State Rep. Brian Bosma, the Indiana House minority leader, clashed with O'Bannon on policy issues, but knew the governor's positions were deeply held.

"He has always done what he has felt was in the best interest of our state. I would never question his integrity or his service or his dedication," said Bosma.

Sen. Evan Bayh, who was governor when O'Bannon was lieutenant governor, hailed him after he fell ill Monday as "a good man and one of the most decent public servants I've ever had the honor of working with."

O'Bannon won his first term as governor in 1996, narrowly defeating Indianapolis Mayor Stephen Goldsmith, who had advocated bold moves such as school choice and privatization of government services.

Indiana residents traditionally have embraced change only when it honors the past, historian James Madison has written. "When forced to change, they were always able to blend the old with the new."

"I think O'Bannon is a wonderful combination of past, present and future," Madison, a historian at Indiana University, said in 1996.

O'Bannon took positions that many of his Democratic counterparts in other states might deem too conservative.
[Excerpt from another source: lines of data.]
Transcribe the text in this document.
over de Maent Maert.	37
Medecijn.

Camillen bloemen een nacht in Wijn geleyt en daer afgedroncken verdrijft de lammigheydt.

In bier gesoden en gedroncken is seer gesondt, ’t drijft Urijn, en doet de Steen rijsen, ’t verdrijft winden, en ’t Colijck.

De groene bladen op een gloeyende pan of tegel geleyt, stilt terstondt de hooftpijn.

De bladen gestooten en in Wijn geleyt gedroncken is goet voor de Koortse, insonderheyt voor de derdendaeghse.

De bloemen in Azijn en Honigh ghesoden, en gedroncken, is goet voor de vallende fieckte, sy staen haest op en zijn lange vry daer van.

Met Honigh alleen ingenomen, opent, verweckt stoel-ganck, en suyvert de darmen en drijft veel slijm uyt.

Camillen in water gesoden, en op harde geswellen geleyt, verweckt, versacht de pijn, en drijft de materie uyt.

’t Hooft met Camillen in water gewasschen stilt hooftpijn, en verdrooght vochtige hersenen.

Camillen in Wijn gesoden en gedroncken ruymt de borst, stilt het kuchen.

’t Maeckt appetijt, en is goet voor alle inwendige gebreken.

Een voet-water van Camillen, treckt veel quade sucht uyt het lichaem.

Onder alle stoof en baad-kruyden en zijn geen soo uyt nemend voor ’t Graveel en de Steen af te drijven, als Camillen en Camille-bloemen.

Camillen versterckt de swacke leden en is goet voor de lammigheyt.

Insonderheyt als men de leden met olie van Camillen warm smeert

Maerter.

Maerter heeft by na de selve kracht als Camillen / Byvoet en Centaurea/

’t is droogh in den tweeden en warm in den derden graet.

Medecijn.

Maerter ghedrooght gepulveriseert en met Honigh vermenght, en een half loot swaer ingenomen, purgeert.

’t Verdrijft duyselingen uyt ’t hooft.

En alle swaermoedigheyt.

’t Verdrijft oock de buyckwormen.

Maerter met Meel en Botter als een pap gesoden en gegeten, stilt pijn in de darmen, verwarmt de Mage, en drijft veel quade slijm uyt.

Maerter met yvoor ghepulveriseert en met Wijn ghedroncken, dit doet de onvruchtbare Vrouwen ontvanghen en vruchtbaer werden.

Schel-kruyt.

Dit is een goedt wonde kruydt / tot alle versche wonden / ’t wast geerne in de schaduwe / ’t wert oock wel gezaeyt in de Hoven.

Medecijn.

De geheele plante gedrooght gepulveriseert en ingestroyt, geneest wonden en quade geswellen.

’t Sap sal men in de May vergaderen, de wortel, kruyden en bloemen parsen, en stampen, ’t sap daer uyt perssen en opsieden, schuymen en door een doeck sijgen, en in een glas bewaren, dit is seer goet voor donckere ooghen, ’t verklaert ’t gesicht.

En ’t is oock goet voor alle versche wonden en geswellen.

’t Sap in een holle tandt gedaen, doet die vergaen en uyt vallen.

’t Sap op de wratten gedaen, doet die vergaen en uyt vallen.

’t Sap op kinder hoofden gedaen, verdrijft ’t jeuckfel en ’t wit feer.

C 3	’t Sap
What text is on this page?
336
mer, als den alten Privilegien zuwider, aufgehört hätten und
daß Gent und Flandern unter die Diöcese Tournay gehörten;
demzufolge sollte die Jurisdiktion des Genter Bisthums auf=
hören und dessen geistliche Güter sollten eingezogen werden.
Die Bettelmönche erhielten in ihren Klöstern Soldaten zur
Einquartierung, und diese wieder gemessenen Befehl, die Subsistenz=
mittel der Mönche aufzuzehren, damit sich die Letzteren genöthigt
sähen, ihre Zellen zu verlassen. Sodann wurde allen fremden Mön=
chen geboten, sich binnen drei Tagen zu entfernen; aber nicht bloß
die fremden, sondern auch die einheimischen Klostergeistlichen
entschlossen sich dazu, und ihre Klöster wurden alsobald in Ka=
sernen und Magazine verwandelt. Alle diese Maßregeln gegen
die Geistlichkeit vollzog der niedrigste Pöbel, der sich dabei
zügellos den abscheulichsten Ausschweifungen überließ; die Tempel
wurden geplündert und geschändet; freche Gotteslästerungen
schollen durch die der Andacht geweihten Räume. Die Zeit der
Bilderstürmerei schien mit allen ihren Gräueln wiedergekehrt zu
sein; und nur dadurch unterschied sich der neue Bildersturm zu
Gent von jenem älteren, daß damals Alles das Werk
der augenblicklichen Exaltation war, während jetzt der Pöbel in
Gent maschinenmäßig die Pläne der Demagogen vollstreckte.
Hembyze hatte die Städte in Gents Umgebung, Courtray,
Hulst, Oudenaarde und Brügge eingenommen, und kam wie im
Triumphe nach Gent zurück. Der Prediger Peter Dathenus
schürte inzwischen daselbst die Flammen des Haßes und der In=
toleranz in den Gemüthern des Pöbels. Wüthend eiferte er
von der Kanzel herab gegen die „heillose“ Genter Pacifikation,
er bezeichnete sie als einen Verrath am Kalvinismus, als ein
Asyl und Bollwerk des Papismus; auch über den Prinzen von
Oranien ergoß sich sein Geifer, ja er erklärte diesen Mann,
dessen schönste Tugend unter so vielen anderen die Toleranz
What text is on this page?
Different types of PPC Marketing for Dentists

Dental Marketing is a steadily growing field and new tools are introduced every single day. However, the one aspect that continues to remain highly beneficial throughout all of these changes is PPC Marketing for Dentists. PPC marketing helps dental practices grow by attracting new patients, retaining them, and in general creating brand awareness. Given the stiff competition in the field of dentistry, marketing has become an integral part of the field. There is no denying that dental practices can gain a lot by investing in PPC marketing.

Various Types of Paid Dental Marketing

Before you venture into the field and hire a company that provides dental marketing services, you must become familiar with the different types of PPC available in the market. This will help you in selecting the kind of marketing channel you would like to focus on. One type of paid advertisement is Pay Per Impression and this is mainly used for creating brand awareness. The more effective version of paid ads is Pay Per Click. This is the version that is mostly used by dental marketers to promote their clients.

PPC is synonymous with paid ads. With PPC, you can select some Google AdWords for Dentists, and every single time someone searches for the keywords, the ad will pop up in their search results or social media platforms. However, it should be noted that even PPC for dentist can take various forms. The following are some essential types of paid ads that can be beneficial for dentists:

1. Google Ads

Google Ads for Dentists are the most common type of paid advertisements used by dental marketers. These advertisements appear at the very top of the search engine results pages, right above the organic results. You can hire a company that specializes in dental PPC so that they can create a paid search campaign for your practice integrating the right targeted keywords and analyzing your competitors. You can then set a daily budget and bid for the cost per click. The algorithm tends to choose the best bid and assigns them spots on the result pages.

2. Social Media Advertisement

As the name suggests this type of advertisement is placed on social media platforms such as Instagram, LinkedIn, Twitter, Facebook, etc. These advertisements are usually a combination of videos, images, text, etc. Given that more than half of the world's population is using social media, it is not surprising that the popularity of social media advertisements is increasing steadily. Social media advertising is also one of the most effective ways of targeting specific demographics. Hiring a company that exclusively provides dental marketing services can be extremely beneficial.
He wanted to place a 7-foot stone monument with the Ten Commandments on the grounds of the state Capitol until the courts said no.

While a legislator, he had been the prime sponsor of the legislation that reimposed Indiana's death penalty in the 1970s. As governor, O'Bannon allowed seven executions to occur without delay but recently granted a 60-day reprieve in one case to allow for DNA testing.

O'Bannon had succeeded his father in the state Senate in 1970 and held the seat until becoming lieutenant governor. He had actually sought the governor's seat in 1987, but after Bayh entered the race, O'Bannon became the much younger man's running mate. The pair won election that year and then won a second term in 1991.

As lieutenant governor, O'Bannon quietly built ties with farmers, business people and party leaders in preparation for his own gubernatorial run. He was not opposed when he sought the Democratic nomination for governor in 1996.

"Frank O'Bannon is the ultimate public servant, the kind of public servant we should all strive to be," said Vi Simpson, who served with him in the Indiana Senate. "He could have gone down many roads, and he chose a lifetime of devotion and dedication to the people of this state."

O'Bannon received a bachelor's degree in government from Indiana University in 1952. He served two years in the Air Force and then earned his law degree from IU in 1957.

That same year he married Judy Asmus, whom he had met on a blind date in college. They returned to Corydon, where he started a law practice and spent time at the family-owned newspaper, the Corydon Democrat. Even as governor, he remained chairman of the O'Bannon Publishing Co., which publishes weekly newspapers in Harrison and Crawford counties.

The O'Bannons have three children, Polly, Jennifer and Jonathon, and five grandchildren.